Fowlerina punctata

Fowlerina punctata (Tesch, 1903)

Overview

This is a naked pelagic snail, up to 0.6 cm long, with a mainly transparent body showing the visceral mass through the body wall. The shape is rounded. The lateral footlobes are well developed, the posterior one is small. It hunts shelled pteropods as food, and lives in the N-Atlantic in the upper water layers (Fowlerina punctata).

Taxonomic Description

Head large but not elongate. Integument unpigmented, transparent, with relatively large chromatophores of a dark colour. The posterior footlobe is very small, but a well developed median tubercle is present. The visceral mass does not reach the posterior body pole, and fills only two thirds of the body. The visceral mass is yellow and marked by black chromatophores at its top. The male copulatory organ bears numerous spines. One pair of buccal cones is present, which are composed of a thickened stalk and round top covered by papillae. The radula formula is 4-1-4, the median plate is unicuspoid. The hook sacs each contain about 13 hooks.
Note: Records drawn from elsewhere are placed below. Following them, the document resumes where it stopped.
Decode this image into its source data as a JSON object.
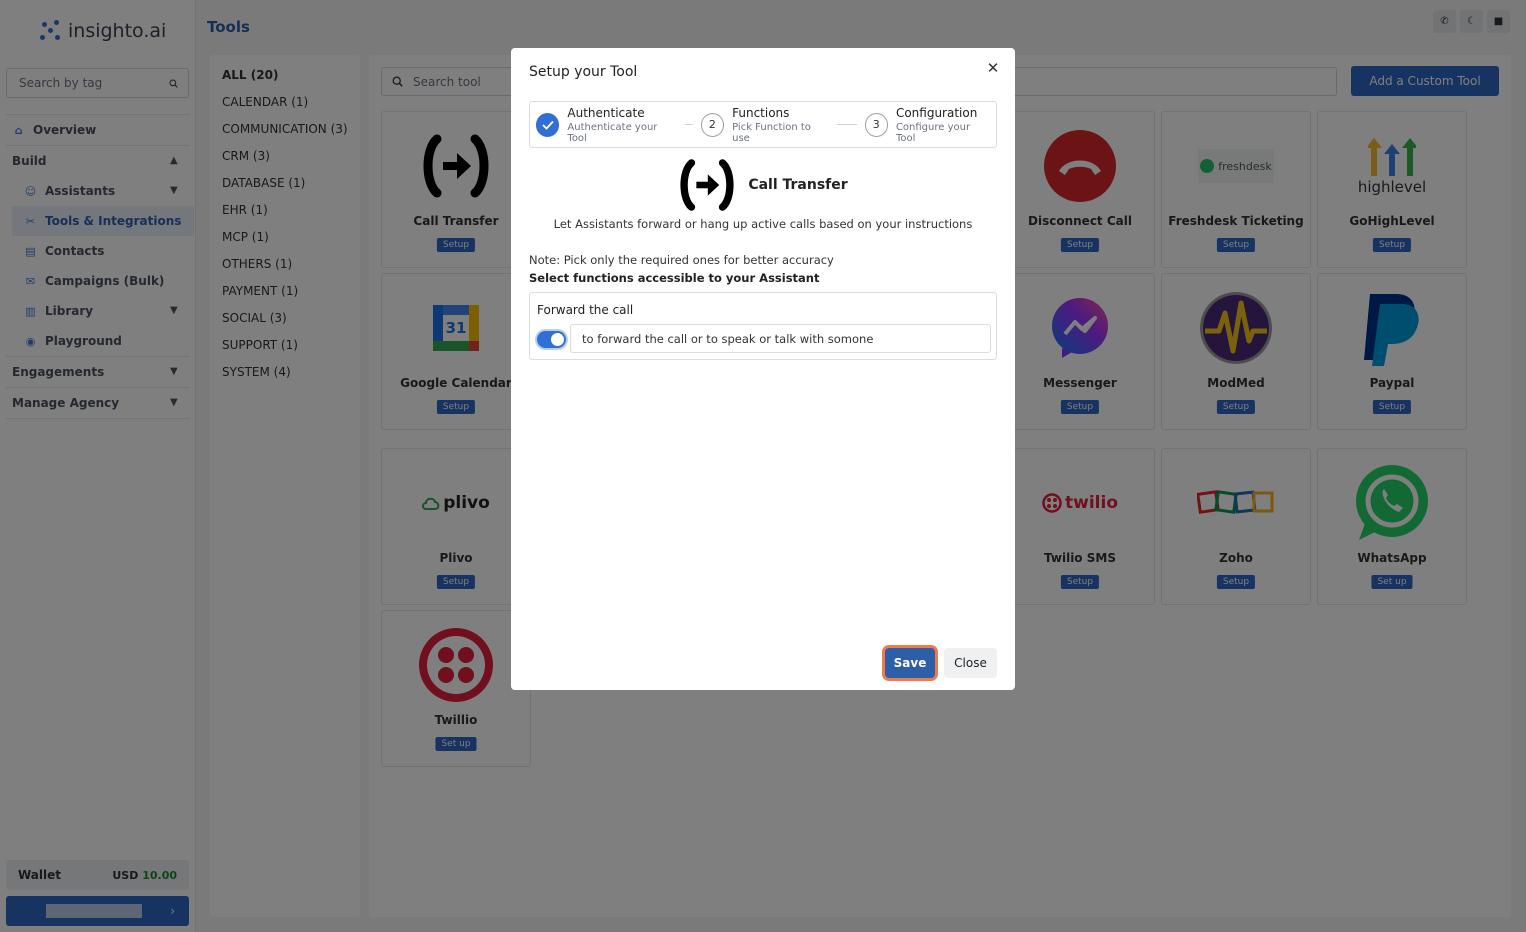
{
  "app": {
    "brand": "insighto.ai",
    "page_title": "Tools"
  },
  "sidebar": {
    "search_placeholder": "Search by tag",
    "nav": {
      "overview": "Overview",
      "build": "Build",
      "assistants": "Assistants",
      "tools": "Tools & Integrations",
      "contacts": "Contacts",
      "campaigns": "Campaigns (Bulk)",
      "library": "Library",
      "playground": "Playground",
      "engagements": "Engagements",
      "manage_agency": "Manage Agency"
    },
    "wallet": {
      "label": "Wallet",
      "currency": "USD",
      "amount": "10.00"
    }
  },
  "categories": [
    "ALL (20)",
    "CALENDAR (1)",
    "COMMUNICATION (3)",
    "CRM (3)",
    "DATABASE (1)",
    "EHR (1)",
    "MCP (1)",
    "OTHERS (1)",
    "PAYMENT (1)",
    "SOCIAL (3)",
    "SUPPORT (1)",
    "SYSTEM (4)"
  ],
  "tools_panel": {
    "search_placeholder": "Search tool",
    "add_custom_label": "Add a Custom Tool",
    "cards": [
      {
        "name": "Call Transfer",
        "badge": "Setup"
      },
      {
        "name": "Disconnect Call",
        "badge": "Setup"
      },
      {
        "name": "Freshdesk Ticketing",
        "badge": "Setup",
        "logo_text": "freshdesk"
      },
      {
        "name": "GoHighLevel",
        "badge": "Setup",
        "logo_text": "highlevel"
      },
      {
        "name": "Google Calendar",
        "badge": "Setup",
        "logo_text": "31"
      },
      {
        "name": "Messenger",
        "badge": "Setup"
      },
      {
        "name": "ModMed",
        "badge": "Setup"
      },
      {
        "name": "Paypal",
        "badge": "Setup"
      },
      {
        "name": "Plivo",
        "badge": "Setup",
        "logo_text": "plivo"
      },
      {
        "name": "Twilio SMS",
        "badge": "Setup",
        "logo_text": "twilio"
      },
      {
        "name": "Zoho",
        "badge": "Setup"
      },
      {
        "name": "WhatsApp",
        "badge": "Set up"
      },
      {
        "name": "Twillio",
        "badge": "Set up"
      }
    ]
  },
  "modal": {
    "title": "Setup your Tool",
    "steps": [
      {
        "marker": "",
        "title": "Authenticate",
        "subtitle": "Authenticate your Tool"
      },
      {
        "marker": "2",
        "title": "Functions",
        "subtitle": "Pick Function to use"
      },
      {
        "marker": "3",
        "title": "Configuration",
        "subtitle": "Configure your Tool"
      }
    ],
    "tool_name": "Call Transfer",
    "tool_description": "Let Assistants forward or hang up active calls based on your instructions",
    "note": "Note: Pick only the required ones for better accuracy",
    "select_label": "Select functions accessible to your Assistant",
    "function": {
      "title": "Forward the call",
      "enabled": true,
      "instruction": "to forward the call or to speak or talk with somone"
    },
    "save_label": "Save",
    "close_label": "Close"
  },
  "colors": {
    "primary": "#2c66c3",
    "accent_focus": "#f07a4c",
    "wallet_amount": "#1c8a2f"
  }
}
The jaw is composed of about 12 spines placed in a semi-circle.
Body length up to 6 mm.

Juveniles

A special description is not available.

Reproduction

This species is a protandric hermaphrodite.

Ecology

This species is a carnivore.

Distribution

It is sympatric with Fowlerina zetesios in the NE-Atlantic, but occurs somewhat further southwards, and does not reflect its typical Atlanto-Mediterranean centre type of distribution. The record in the Indonesian waters, however, points to a wider distribution. See the Fowlerina punctata map.

Types

Clione punctata Tesch, 1903: 116 (1904), pl. 6, figs. 142-143.
Holotype: ZMAN (alcohol collection) u.s.
Type locality: Near Daram Island (Indo-Malayan Arch). Coll.: Siboga, stat. 165.